カラダのことが気になる、不調がある。だけど、これくらいの悩みで病院に行くのはもうしわけなくて・・・。そんな女性は多いのではないでしょうか。
そんなことはありません。女性には月経など男性にはないさまざまな機能があり、体調がホルモンに大きく左右されやすいという特徴があります。また、検査ではとくに異常がないにもかかわらず、「何となく不調」「つらい症状がある」ということも少なくありません。カラダのどこかの「はたらき(機能)」が低下したり、順調ではなくなったりすることで起こる「機能性による症状」が女性は起こりやすいためです。
それに、ちょっとした不調でも、それが長く続いていたり、定期的に起こったり、日常生活に支障が出ていたりしたら、生活の質も下がってしまいます。やはり病院できちんと診てもらうことが大切です。

婦人科は女性の総合診療科

風邪をひいたり、おなかをこわしたりしたら内科。ニキビができたら皮膚科。月経不順なら婦人科(産婦人科)・・・。では、ちょっとした不調や、カラダのいろいろなところに不調が出ている場合はどうしたらいいのでしょうか。月経前に何となくイライラしたり、不安になったりと、精神的な症状が出た場合や、更年期を過ぎて月経がなくなったときのおなかに不調が出た場合はどうしたら・・・?
そんなときは、まずは婦人科へ行ってみるといいかもしれません。更年期の症状に代表されるように、女性ホルモンのバランスが乱れることによって、あちこちに症状がでることがあるからです。また、婦人科で診てもらった結果、ほかの科の診察が必要であることが分かれば、紹介もしてもらえることもあります。そういう意味では、婦人科は、女性にとって頼れる総合診療科なのかもしれません。

女性の不調に有用な漢方

月経まわりの病気や不定愁訴などで婦人科にかかったとき、漢方薬を処方されたという方は多いのではないでしょうか。
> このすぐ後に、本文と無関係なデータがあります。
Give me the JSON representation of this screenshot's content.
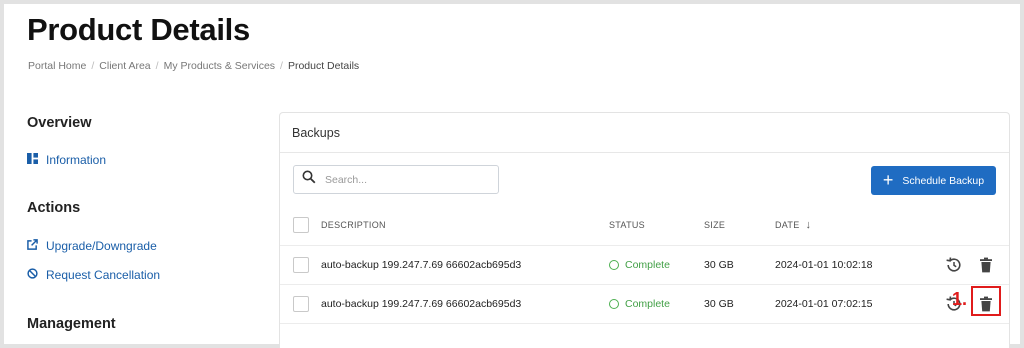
{
  "page": {
    "title": "Product Details",
    "breadcrumb": [
      "Portal Home",
      "Client Area",
      "My Products & Services",
      "Product Details"
    ]
  },
  "sidebar": {
    "overview_heading": "Overview",
    "overview_items": [
      {
        "label": "Information",
        "icon": "dashboard-icon"
      }
    ],
    "actions_heading": "Actions",
    "actions_items": [
      {
        "label": "Upgrade/Downgrade",
        "icon": "external-link-icon"
      },
      {
        "label": "Request Cancellation",
        "icon": "ban-icon"
      }
    ],
    "management_heading": "Management"
  },
  "backups": {
    "panel_title": "Backups",
    "search_placeholder": "Search...",
    "schedule_button": "Schedule Backup",
    "columns": {
      "description": "DESCRIPTION",
      "status": "STATUS",
      "size": "SIZE",
      "date": "DATE"
    },
    "date_sort": "descending",
    "rows": [
      {
        "description": "auto-backup 199.247.7.69 66602acb695d3",
        "status": "Complete",
        "size": "30 GB",
        "date": "2024-01-01 10:02:18"
      },
      {
        "description": "auto-backup 199.247.7.69 66602acb695d3",
        "status": "Complete",
        "size": "30 GB",
        "date": "2024-01-01 07:02:15"
      }
    ]
  },
  "annotation": {
    "label": "1.",
    "color": "#e01b1b"
  },
  "colors": {
    "accent": "#1f6cc2",
    "link": "#1a5ea8",
    "success": "#43a047"
  }
}
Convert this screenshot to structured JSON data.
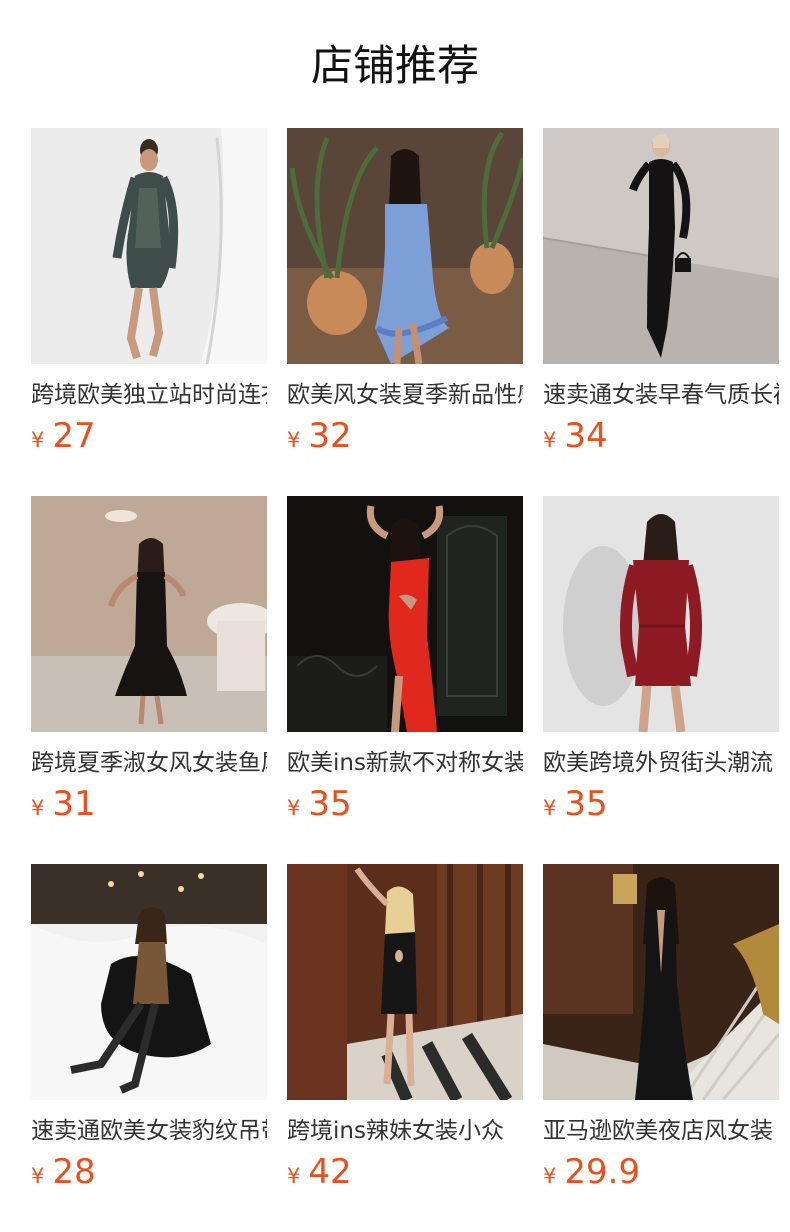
{
  "section": {
    "title": "店铺推荐"
  },
  "products": [
    {
      "name": "跨境欧美独立站时尚连衣裙",
      "currency": "¥",
      "price": "27",
      "image": "model-leopard-mesh-dress"
    },
    {
      "name": "欧美风女装夏季新品性感抹胸",
      "currency": "¥",
      "price": "32",
      "image": "model-blue-strapless-dress"
    },
    {
      "name": "速卖通女装早春气质长裙",
      "currency": "¥",
      "price": "34",
      "image": "model-black-long-gown"
    },
    {
      "name": "跨境夏季淑女风女装鱼尾裙",
      "currency": "¥",
      "price": "31",
      "image": "model-black-mermaid-dress"
    },
    {
      "name": "欧美ins新款不对称女装",
      "currency": "¥",
      "price": "35",
      "image": "model-red-cutout-dress"
    },
    {
      "name": "欧美跨境外贸街头潮流",
      "currency": "¥",
      "price": "35",
      "image": "model-burgundy-mini-dress"
    },
    {
      "name": "速卖通欧美女装豹纹吊带",
      "currency": "¥",
      "price": "28",
      "image": "model-leopard-slip-dress-snow"
    },
    {
      "name": "跨境ins辣妹女装小众",
      "currency": "¥",
      "price": "42",
      "image": "model-black-strapless-mini"
    },
    {
      "name": "亚马逊欧美夜店风女装",
      "currency": "¥",
      "price": "29.9",
      "image": "model-black-halter-jumpsuit"
    }
  ],
  "colors": {
    "price": "#e8501f",
    "title": "#111111",
    "name": "#333333"
  }
}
実は婦人科系の病気だけでなく、女性がかかえるさまざまな症状に、漢方はたいへん有用なのです。
漢方医学が誕生した大昔から、すでに女性の病気に対する処方が書かれた教科書が存在していますし、現代でも婦人科の97%近くが漢方薬を使用しています(大学病院での調査。日経メディカル1998年10月号別冊付録より)。それほど漢方は女性の健康に結びつきが強いものなのです。

カラダのバランスを整える漢方は女性の味方

このところよく「全人医療(あるいは、ホリスティック医療)」という言葉を耳にします。これまでの医療が臓器を診て、臓器を治すものだとしたら、これからの医療は患者(病人)全体を見て、治していこうという考え方です。
これは一見、新しい考え方に思えますが、漢方ではずっと昔から行われてきた方法。さまざまな訴えや、漢方ならではの独特の診察から、カラダのなかのどこのバランスが崩れているのか突き止めて、崩れたバランスを整えていくことで不調をとっていくというのが、漢方です。